Гражина открыла массивную дверь, провела маму в гостиную, усадила за крохотный, видно, шахматный столик, предложила либо кофе с овсяным печеньем, либо грузинский чай с халвой, но мама отказалась…
– Я просто так посижу… – смутилась она и, стараясь превозмочь неловкость, выдохнула: – Как дети? Киеды они снова к вам пшиедзи?
– Дети болеют. Они часто болеют. Особенно Саулюс… Ничего удивительного, если вспомнить, где они первый год росли.
– Где? – ухватилась за ее намек мама.
– Это только моя мама до сих пор все держит в секрете. Вы спрашиваете, где они росли? Они почти целый год жили в Вилиямполе в сыром подвале вместе с мокрицами и мышами, именно там прятали Готлибы своих новорожденных, – с той же непринужденностью сказала Гражина. – Мой покойный муж с Зеликом Готлибом, их отцом, до войны играл в одном оркестре. Зелик Готлиб – на скрипке, а мой Игнас – на кларнете… Когда мой Игнас узнал, что готовится облава на детей, он и пробрался туда.
Мама сидела, не шелохнувшись, затаив дыхание и боясь неосторожным движением скрипнуть креслом.
– Вы хоть чаю выпейте с халвой, – сказала Гражина.
– Спасибо, спасибо, – зачастила мама, которой хотелось пить одну только тайну – без чая и халвы.

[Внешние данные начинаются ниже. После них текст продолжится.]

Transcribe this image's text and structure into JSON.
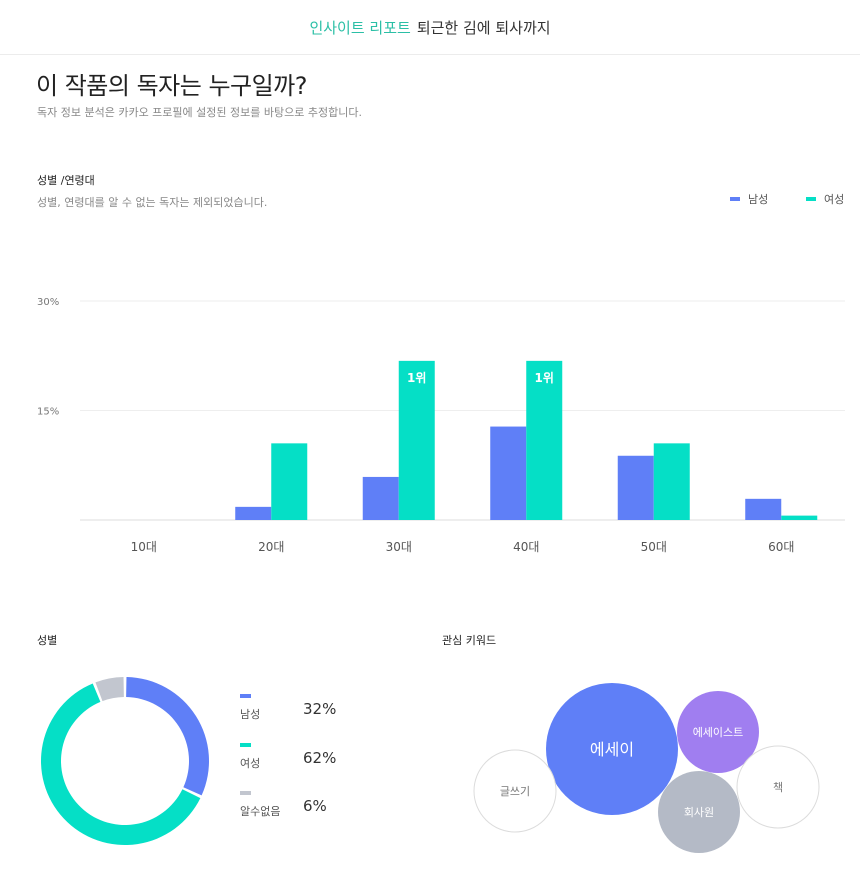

– Мы тогда с Игнасом еще не были женаты. Только собирались. За сутки до облавы мой жених, сам родившийся в Вилиямполе, пробрался одному ему известными ходами в гетто и, рискуя жизнью, в дерюжном мешке, как поросят, с согласия Готлибов вынес их годовалых близнецов.
– Господи! – выдохнула мама.
– Когда их оттуда принесли, я понятия не имела, как их зовут. Вскоре мы им дали имена, а через полгода отправили в более безопасное место – к моим родителям, в глушь, в деревню под Кедайняем. Перед отправкой Игнас к одежке каждого из близнецов прикрепил по картонной бирке с выведенными химическим карандашом литовскими именами. Горлопана с родинкой на носу назвали Мотеюсом, а тихоню – Саулюсом. "Будут расти вместе с нашими", – сказал Игнас. Но наших мы так с ним и не дождались. Я не спешила забеременеть, а Игнас… Ах, Игнас, Игнас! – И Кармен с третьего этажа стиснула зубы, но уже через минуту продолжала: – После спектакля, уж не помню, какую партию я в тот вечер пела, Игнас зашел ко мне за кулисы, поздравил, поцеловал и, протягивая мне букет, вдруг покачнулся и упал как подкошенный. У него было больное сердце…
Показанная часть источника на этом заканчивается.